The concept that two distinct populations in close proximity would hate each other is fairly common in the real world. People tend to hate similar groups of people - when it comes to rivalry, familiarity breeds contempt. Ingroup-outgroup bias can be quite strong and grow over time as it becomes embedded in their respective cultures.
If you are talking about just the noblemen hating each other, you can always bring in issues of succession and rights - some from each city claims to be the rightful heir to the other city, and thus should rule both. You could even go a Helen of Troy route and make it about honor and past wrongs.
If you needed a stronger reason than just cultural/ethnic tensions, a resource disparity would engender any number of problems. Each could feel the other city grossly overcharges for whatever resources are traded, while being overly stingy on paying for what is being sold to them, and is capricious about supply. Traded resources may be difficult to produce and supply can fall short of demand, but the other city may not recognize just how difficult/rare it is to produce what is being sold and therefore resents the shortages (other-city people are just being mean and greedy about selling us X, while they are greedy and complain about how we are not giving them enough Y even though we sometimes struggle to make enough just for ourselves).
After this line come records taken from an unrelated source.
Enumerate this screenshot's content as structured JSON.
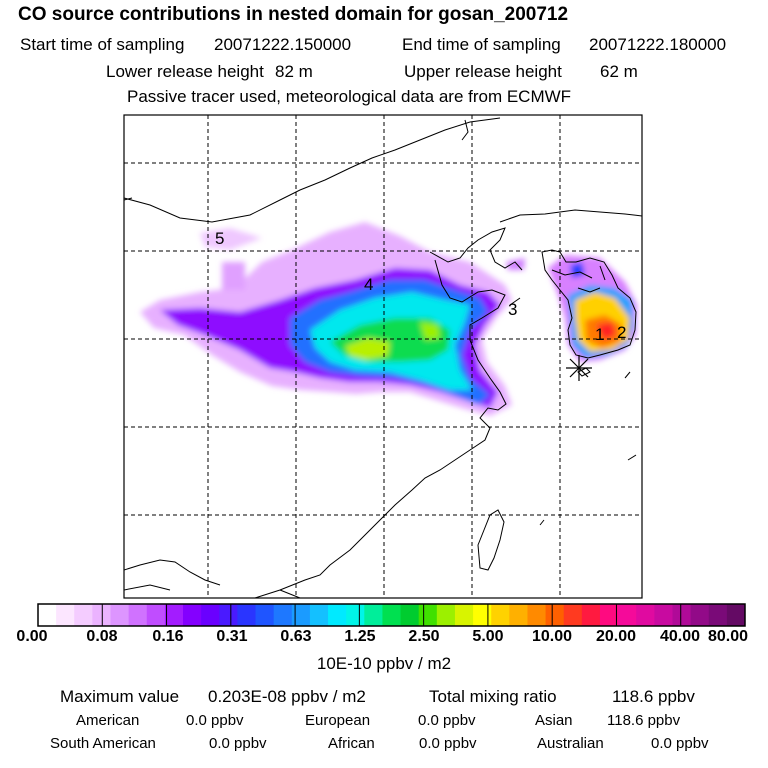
{
  "title": "CO  source contributions in nested domain for gosan_200712",
  "header": {
    "start_label": "Start time of sampling",
    "start_value": "20071222.150000",
    "end_label": "End time of sampling",
    "end_value": "20071222.180000",
    "lower_label": "Lower release height",
    "lower_value": "82 m",
    "upper_label": "Upper release height",
    "upper_value": "62 m",
    "note": "Passive tracer used, meteorological data are from ECMWF"
  },
  "map": {
    "labels": [
      "1",
      "2",
      "3",
      "4",
      "5"
    ],
    "receptor_icon": "asterisk-receptor-icon",
    "colors": {
      "land_line": "#000000",
      "grid_line": "#000000",
      "frame": "#000000"
    }
  },
  "colorbar": {
    "colors": [
      "#ffffff",
      "#fce6ff",
      "#f4ccff",
      "#ebb3ff",
      "#dd95ff",
      "#d072ff",
      "#c04dff",
      "#a31cff",
      "#8400ff",
      "#6a00ff",
      "#4a1aff",
      "#2a35ff",
      "#1f55ff",
      "#1e78ff",
      "#1b9bff",
      "#14c0ff",
      "#00eaff",
      "#00f5e8",
      "#00ee9a",
      "#00e050",
      "#00cc2f",
      "#40e000",
      "#9cf000",
      "#d8f400",
      "#ffff00",
      "#ffd200",
      "#ffb000",
      "#ff8a00",
      "#ff6000",
      "#ff3a20",
      "#ff1a40",
      "#ff0a80",
      "#f50a9a",
      "#e00aa0",
      "#c80aa0",
      "#b00a98",
      "#920a88",
      "#7a0a78",
      "#640a64"
    ],
    "tick_labels": [
      "0.00",
      "0.08",
      "0.16",
      "0.31",
      "0.63",
      "1.25",
      "2.50",
      "5.00",
      "10.00",
      "20.00",
      "40.00",
      "80.00"
    ],
    "units": "10E-10 ppbv / m2"
  },
  "stats": {
    "max_label": "Maximum value",
    "max_value": "0.203E-08 ppbv / m2",
    "total_label": "Total mixing ratio",
    "total_value": "118.6 ppbv",
    "regions": [
      {
        "name": "American",
        "value": "0.0 ppbv"
      },
      {
        "name": "European",
        "value": "0.0 ppbv"
      },
      {
        "name": "Asian",
        "value": "118.6 ppbv"
      },
      {
        "name": "South American",
        "value": "0.0 ppbv"
      },
      {
        "name": "African",
        "value": "0.0 ppbv"
      },
      {
        "name": "Australian",
        "value": "0.0 ppbv"
      }
    ]
  }
}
If the city walls need to encompass enough farmland to support the population, the walls themselves will be fairly small and unmanned (simply a relation between the circumference of the walls to population). It would be fairly easy to send sappers to open large sections of the walls - if the city walls are really only about a kilometer or two apart, one could build a tunnel between them and undermine the walls without ever exposing sappers to the wild - cause a wall collapse during a period of heavy monster presence and let the beasts kill off the opposing city.
Medieval agriculture was not that productive - if they needed to keep all agriculture behind walls, the primary focus would be extending the wall system to include more land. The obvious choice would be to connect their two wall systems - reduces the overall circumference of manned walls against the outside threat. You will need to address why the other city is the greater threat than the beasts forcing them behind walls in the first place.
Honestly it would be difficult justifying why each city would even want to focus on trying to kill the other, instead of being united against the common problem of a constant existential threat to their lives in the form of the beasts trapping them behind walls. That would probably be the biggest reason why they would not go to war - the peasantry would never take up arms against other people when there are much bigger threats, and would likely rebel if the noblemen actually caused the death of the other city. The fight against nature would take overwhelming precedence compared to any rivalry between the nobles.